PL: What got you interested in film photography?
RQ: I was visiting my hometown for the holidays, and my good friend Martin had bought himself a Pentax K2. The process made me rethink of how I saw photography, and I got my film camera as soon as I returned to the States.
PL: What type of camera do you shoot with and what kind of film do you usually use?
RQ: My main camera is a Canon AE-1 Program, which is super versatile, easy-to-use, and would recommend to anyone thinking of starting with film photography.
I tend to shoot in a variety of films; usually at the 200-400 ISO mark. I prefer warm midtones for color film, and fine grain for B&W. (Portra, Fomapan)
PL: There are a few black and white images within this collection. What are some qualities that you like about both black and white and color film?

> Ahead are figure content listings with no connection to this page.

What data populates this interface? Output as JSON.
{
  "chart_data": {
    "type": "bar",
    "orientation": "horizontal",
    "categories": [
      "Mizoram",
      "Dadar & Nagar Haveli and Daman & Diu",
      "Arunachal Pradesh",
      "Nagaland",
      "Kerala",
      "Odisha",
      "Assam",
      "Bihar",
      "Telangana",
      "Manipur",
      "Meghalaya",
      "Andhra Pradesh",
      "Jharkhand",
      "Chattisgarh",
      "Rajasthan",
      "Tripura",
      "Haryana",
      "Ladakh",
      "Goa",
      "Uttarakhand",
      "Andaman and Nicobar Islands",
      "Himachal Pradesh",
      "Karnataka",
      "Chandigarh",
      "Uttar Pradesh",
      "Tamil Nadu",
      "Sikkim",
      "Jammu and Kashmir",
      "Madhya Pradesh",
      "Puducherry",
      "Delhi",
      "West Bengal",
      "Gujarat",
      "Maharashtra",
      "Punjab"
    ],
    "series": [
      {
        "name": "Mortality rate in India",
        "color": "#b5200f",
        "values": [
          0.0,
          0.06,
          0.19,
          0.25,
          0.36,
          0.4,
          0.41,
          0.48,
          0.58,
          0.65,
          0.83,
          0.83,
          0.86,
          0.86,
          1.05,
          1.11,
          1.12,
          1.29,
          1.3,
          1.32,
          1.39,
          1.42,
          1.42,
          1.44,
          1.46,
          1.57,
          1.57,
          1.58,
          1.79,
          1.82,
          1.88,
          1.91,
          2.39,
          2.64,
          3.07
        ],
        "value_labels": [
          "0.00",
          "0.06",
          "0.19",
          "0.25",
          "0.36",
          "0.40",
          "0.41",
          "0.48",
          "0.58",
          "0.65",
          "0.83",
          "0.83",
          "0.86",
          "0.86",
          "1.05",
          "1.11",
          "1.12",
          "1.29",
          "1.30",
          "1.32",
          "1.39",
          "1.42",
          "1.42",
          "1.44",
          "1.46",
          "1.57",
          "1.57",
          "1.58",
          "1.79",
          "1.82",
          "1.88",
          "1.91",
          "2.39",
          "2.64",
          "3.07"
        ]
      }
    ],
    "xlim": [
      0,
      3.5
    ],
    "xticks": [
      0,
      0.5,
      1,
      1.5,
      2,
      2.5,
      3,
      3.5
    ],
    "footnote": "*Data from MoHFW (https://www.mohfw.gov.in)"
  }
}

RQ: In my experience, B&W photography requires giving up some color composition, and focusing more on lighting, patterns, and shapes. This "limitation" often pushes me to explore new creative ways of composing a frame.
PL: Some of your photos capture nature up close. What do you like about this type of photography? Is there anything challenging about it?
RQ: I think macro photography is great because it allows one to, sort of, peek into another smaller world, where time runs slower. The most challenging thing, I found, is being smart in creating the negative space and bokeh effect, to really make your center subject stand out.
PL: There are a variety of subjects within this collection such as natural landscapes and street scenes. When out photographing, what are some objects or elements within a scene that inspire you to take a photo?
RQ: When out photographing, I prefer to shoot telephoto-like shots of normal perspectives, to achieve a different level of depth compared to the human eye. I apply the same principles to macro, where it doesn't matter if you're capturing a spider, or a gymnast, I always try to create depth in my photos.
PL: Out of all of these photos, which one is your favorite and why?
RQ: I'd say that I think often about the icy creek photo, I like how you can clearly see the dynamic nature of the creek alongside the ice stalactites. Playing with shutter speed is something I would like to do more in my photography, and that photo is a good reminder to do that.